Wednesday, December 16, 2009
What I’d like to see; but what we will see
Health care reform legislation is moving too fast for Sen. Olympia Snowe (R-ME), isn’t punitive enough for women who wish to exercise their legal right to reproductive choice for Sen. Ben Nelson (D-NE), and isn’t what Sen. Joseph Lieberman (I-CT) says he wants this week.
Take those three senators out of the equation and truly meaningful health care reform would pass out of the Senate in a heartbeat. Even with them sticking to their vows of obstruction, it could still pass once the majority breaks a filibuster that the minority, with the help of the three recalcitrants, seems intent on mounting.
So this is what I would like to see happen.
I would like for Majority Leader Harry Reid (D-NV) to call their bluff and move to invoke cloture (cut off debate). When cloture fails, I would like for him to let the 40 Republicans and 2 other obstructionists take the floor and start talking.
I would like for Leader Reid and the rest of the Democrats to have the courage to stand on the floor as long as the debate proceeds.
I would like to see Sen. Snowe talk right into the night on Christmas eve, explaining why the attempt to pass a national health care bill first proposed by President Theodore Roosevelt is moving too fast.
I would like to see Sen. Nelson hold forth on Christmas morning about why a woman should be denied the right to use her own money to terminate a pregnancy after she has reached such a difficult decision in consultation with her family, physician, and religious advisor.
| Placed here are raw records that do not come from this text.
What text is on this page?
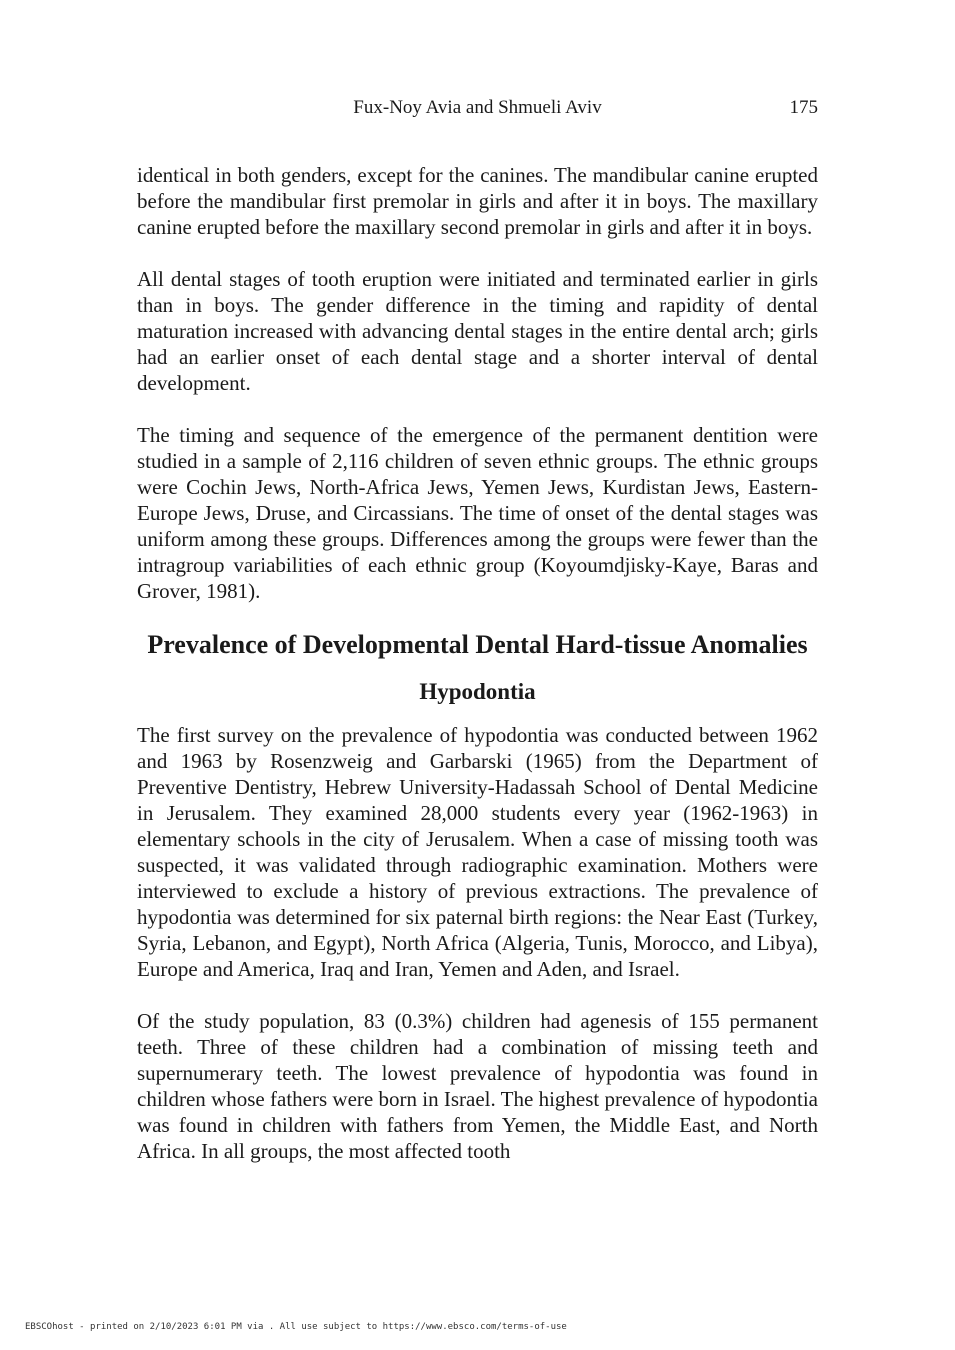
Fux-Noy Avia and Shmueli Aviv	175

identical in both genders, except for the canines. The mandibular canine erupted before the mandibular first premolar in girls and after it in boys. The maxillary canine erupted before the maxillary second premolar in girls and after it in boys.

All dental stages of tooth eruption were initiated and terminated earlier in girls than in boys. The gender difference in the timing and rapidity of dental maturation increased with advancing dental stages in the entire dental arch; girls had an earlier onset of each dental stage and a shorter interval of dental development.

The timing and sequence of the emergence of the permanent dentition were studied in a sample of 2,116 children of seven ethnic groups. The ethnic groups were Cochin Jews, North-Africa Jews, Yemen Jews, Kurdistan Jews, Eastern-Europe Jews, Druse, and Circassians. The time of onset of the dental stages was uniform among these groups. Differences among the groups were fewer than the intragroup variabilities of each ethnic group (Koyoumdjisky-Kaye, Baras and Grover, 1981).

Prevalence of Developmental Dental Hard-tissue Anomalies
Hypodontia

The first survey on the prevalence of hypodontia was conducted between 1962 and 1963 by Rosenzweig and Garbarski (1965) from the Department of Preventive Dentistry, Hebrew University-Hadassah School of Dental Medicine in Jerusalem. They examined 28,000 students every year (1962-1963) in elementary schools in the city of Jerusalem. When a case of missing tooth was suspected, it was validated through radiographic examination. Mothers were interviewed to exclude a history of previous extractions. The prevalence of hypodontia was determined for six paternal birth regions: the Near East (Turkey, Syria, Lebanon, and Egypt), North Africa (Algeria, Tunis, Morocco, and Libya), Europe and America, Iraq and Iran, Yemen and Aden, and Israel.

Of the study population, 83 (0.3%) children had agenesis of 155 permanent teeth. Three of these children had a combination of missing teeth and supernumerary teeth. The lowest prevalence of hypodontia was found in children whose fathers were born in Israel. The highest prevalence of hypodontia was found in children with fathers from Yemen, the Middle East, and North Africa. In all groups, the most affected tooth

EBSCOhost - printed on 2/10/2023 6:01 PM via . All use subject to https://www.ebsco.com/terms-of-use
And I would like to see Sen. Lieberman spend all Christmas afternoon explaining why he used to be for universal health care but is against it now, why 10 days ago he was open to a Medicare buy-in provision but 5 days ago had decided the country couldn’t afford it even before the CBO makes such a determination, and just in general how gratifying he finds the experience of being THE MOST IMPORTANT PERSON IN THE WORLD to be.
Then, through Christmas night and the days to follow, I would like to see at least any one of the senators favoring passage to stay on the Senate floor at all times, so that when finally the Republicans and their allies have enraged the country enough by bringing the government to a standstill that they have to relent, a proponent of passage will be on the floor to move for a vote.
That is not what we will see, however.
As of this writing, it looks like what we will see is a senate bill devoid of any public option and devoid of any buy-in. It will probably pass out of the Senate with 60 votes on the 23rd or 24th of December. Every member of Congress will then go home until after New Year’s. In early January, conferees between the House and Senate will meet. The conferees may try to insert an anemic public option of some sort, but that will probably fail. A bill without the public option will pass in the House by a two or three vote margin and in the Senate with 53 or 54 votes total. The President will sign it and claim a victory.
Former Governor and Democratic Party Chairman Howard Dean is one of my heroes. His steadfast leadership on health care reform has been an inspiration. Thus it is with great reluctance that I find myself in disagreement with him over whether it’s time to kill this bill. I think it is not.
The bill the President will finally sign will be an ugly piece of legislation – far short of what the majority of us want, and totally inadequate for what we need as a country. But it will have some reforms that are more that trivial.
This legislation is no longer about health care; it’s only about health insurance reform, and a weak version at that. But it is reform, and it will help. And most importantly, it represents something well short of the victory that the malignant health insurance industry had hoped for. If for no other reason, that is reason enough to pass it.